Cahit GÜNAYDIN
Post truth (gerçeğin önemsizleştirilmesi) ve Dezormasyon (bilgi kirliliği) iletişim çağında gerek kitlesel medya organları, tv kanalları, gazete, dergiler gerekse sosyal medya kanallarını yaygınlaşması gerçek, doğru haberlere ulaşılmasını çok zorlaştırdığı gibi Düşünürlerin düşünceleri yayınladığı blog, website, sosyal medyada “yankı odalarına” dönüşmektedir.Her şeye rağmen araştıran, sorgulayan , analiz ve sentez yeteneğine sahip düşünürler düşüncelerini bir şekilde yayınlanmakta ve çeşitli sivil toplum kuruluşlarında konuşma yapmaktadır.
E-güncer (blogger) kendi takipçileri ve şu an okudunuz sanal düşünce ağları-digital think tank- nda bir kelebek etkisi yaratmaktadır. Akademisyenlerin doktora, master tezleri, akademik sempozyumlarda ki bilimsel bildirileri konu uzmanları tarafından izlenmekte ve bilimsel yayın indeksine göre değerlendirilmektedir.
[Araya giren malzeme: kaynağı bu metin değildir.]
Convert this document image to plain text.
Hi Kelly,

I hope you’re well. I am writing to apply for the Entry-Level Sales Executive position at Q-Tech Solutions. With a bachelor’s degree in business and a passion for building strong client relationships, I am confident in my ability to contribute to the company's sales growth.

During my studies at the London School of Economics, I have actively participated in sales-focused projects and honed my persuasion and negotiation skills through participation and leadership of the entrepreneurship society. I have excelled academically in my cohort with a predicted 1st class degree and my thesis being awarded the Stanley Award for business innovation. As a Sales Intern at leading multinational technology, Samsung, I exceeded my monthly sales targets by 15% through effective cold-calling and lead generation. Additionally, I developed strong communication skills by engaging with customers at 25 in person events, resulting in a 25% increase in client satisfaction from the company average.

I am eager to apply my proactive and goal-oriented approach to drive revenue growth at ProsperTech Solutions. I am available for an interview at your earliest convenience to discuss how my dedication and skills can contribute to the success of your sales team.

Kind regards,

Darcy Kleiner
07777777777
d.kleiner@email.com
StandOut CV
Dolaysıyla Akademik yayınlar sosyal medyadaki yazıların ilgi ve kapsamı dışındadır. Yazıların ilgi çekmesi, bir düşünce iklimine katkıda bulundurması iki şekilde yapılmaktadır. Sosyal medya hesaplarında çeşitli resim, grafik, videolar ile olabildiğince kısa (3-5 dakikada izlenebilecek, okunabilecek ) düşüncenin özünü yansıtmalıdır. Ana fikir çok net vurgulanmalıdır. Bu şekilde çeşitli paylaşımlar ile ilgilenen kişilere ulaşmaktadır. Diğer sosyal medyadaki yayın şekli ise daha uzun makaleler ile konu uzmanlarından alıntılar ile bir varsayım, tez sunabilecek şekilde içerik yaratımıdır ki bu da sosyal medyada “içerik kraldır” metaforuna dönüşmüştür. İş adamları (beyleri) nın ilgisini çekebilecek9 alıntıdan oluşan bu sosyal medya yazısının diğer kırmızılar yazarlarına -TÜRK DÜŞÜNÜRLERİNE- örnek olmasını umuyorum. Neden İş adamlarına yönelik kırmızı çizgiler ile 9 alıntı yaptım mı ? Çünkü bugün yaşadığımız ekonomi-politik sorunları onlar yarattı .Nasıl çözecekleri konusunda kırmızılar hareketi yıllardır düşünce üretiyor zaten. Bir zahmet okusunlar ve sanayi –ticaret odası, sanayici ve iş adamları dergi websitelerinde yayınlasınlar,çünkü bilgi paylaştıkca çoğalır.Çözülmeyecek hiçbir sorun yoktur.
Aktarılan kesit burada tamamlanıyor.